The peer forwards the message along to all the peers it knows about in a decentralized system such as Gnutella. The peers themselves will decide if they can satisfy the request. In a decentralized system such as Overnet, the peer now examines the message to determine the requested resource and compares that with a collection of information compiled by other peers. This information will probably be a hashtable that maps resource names to peers. When it finds a peer that can fulfill the request, it forwards the message to that peer only.
All the peers that have received the message start the same process at step 1.
This branching-out process is shown in Figure 2-2.
When a peer is found that can satisfy the request, it sends back a response. Typically, this response is sent back over the network in the same patch it took to arrive, thereby increasing the likelihood that it will be able to traverse the network. Alternatively, the peer could attempt to open a direct connection to the requesting peer to notify it that it has the requested resource.
Using this technique, a computer can indirectly contact a large network in a short time. There is no central server, and hence no single point of failure, and no possibility for out-of-date information. However, there are other drawbacks. The network traffic is likely to be high and the coding is complicated because each peer needs to maintain two things: a cache of peer-discovery data (which maps peer identifiers to peer connectivity information) and a cache of recently processed messages (which prevents a message from being rerouted to peers that have already processed it). It's also possible for some peer groups to become disconnected from the rest of the network, leading to multiple peer pockets instead of one large global network. This is most common when the number of peers is small.
One problem with pure peer-to-peer applications is the initial connection to the peer network.
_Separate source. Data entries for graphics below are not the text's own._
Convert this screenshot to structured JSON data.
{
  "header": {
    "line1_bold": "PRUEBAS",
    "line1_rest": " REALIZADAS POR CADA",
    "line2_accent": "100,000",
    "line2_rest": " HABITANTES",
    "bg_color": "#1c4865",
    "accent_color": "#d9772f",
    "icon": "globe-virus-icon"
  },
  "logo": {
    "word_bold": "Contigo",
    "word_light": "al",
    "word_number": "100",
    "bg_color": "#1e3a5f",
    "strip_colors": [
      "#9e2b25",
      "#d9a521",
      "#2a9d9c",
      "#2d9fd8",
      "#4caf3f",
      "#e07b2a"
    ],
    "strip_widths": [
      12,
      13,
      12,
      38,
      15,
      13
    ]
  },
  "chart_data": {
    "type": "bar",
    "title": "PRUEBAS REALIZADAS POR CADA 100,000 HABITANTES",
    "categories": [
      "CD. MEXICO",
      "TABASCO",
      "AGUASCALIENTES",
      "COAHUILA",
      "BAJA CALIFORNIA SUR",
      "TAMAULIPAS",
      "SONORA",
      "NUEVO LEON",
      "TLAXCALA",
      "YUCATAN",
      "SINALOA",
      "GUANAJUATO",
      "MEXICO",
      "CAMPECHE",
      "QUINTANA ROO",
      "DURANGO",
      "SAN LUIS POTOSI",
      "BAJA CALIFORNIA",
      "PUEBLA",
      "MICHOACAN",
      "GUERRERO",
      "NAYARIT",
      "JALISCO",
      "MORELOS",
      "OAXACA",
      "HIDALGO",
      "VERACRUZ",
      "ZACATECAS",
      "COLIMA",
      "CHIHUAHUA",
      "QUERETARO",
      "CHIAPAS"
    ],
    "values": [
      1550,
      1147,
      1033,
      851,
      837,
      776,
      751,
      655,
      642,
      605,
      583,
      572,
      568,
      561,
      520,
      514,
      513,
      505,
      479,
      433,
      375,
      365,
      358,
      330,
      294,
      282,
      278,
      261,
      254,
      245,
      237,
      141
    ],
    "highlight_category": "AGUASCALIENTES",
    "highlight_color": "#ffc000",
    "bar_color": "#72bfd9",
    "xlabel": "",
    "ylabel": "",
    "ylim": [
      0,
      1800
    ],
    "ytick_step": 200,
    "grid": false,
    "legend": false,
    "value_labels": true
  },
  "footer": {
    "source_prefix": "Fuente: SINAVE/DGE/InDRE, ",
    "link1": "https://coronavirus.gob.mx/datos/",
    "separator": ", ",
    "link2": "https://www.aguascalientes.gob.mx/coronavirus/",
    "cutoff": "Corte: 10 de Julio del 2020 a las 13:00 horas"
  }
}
To find other peers, the application can use network-broadcasting techniques (such as IP multicast), but these can exert a significant overhead and won't work in all network environments. These approaches are most useful in an intranet in which the infrastructure required for multicast is known to exist.
Another approach is for the peer to use a list of well-known nodes to become connected at startup. This list might be retrieved from a configuration file (which can be updated every time the application is used successfully), or a fixed location on a network. An example of a pure peer-to-peer application that uses this approach is Gnutella.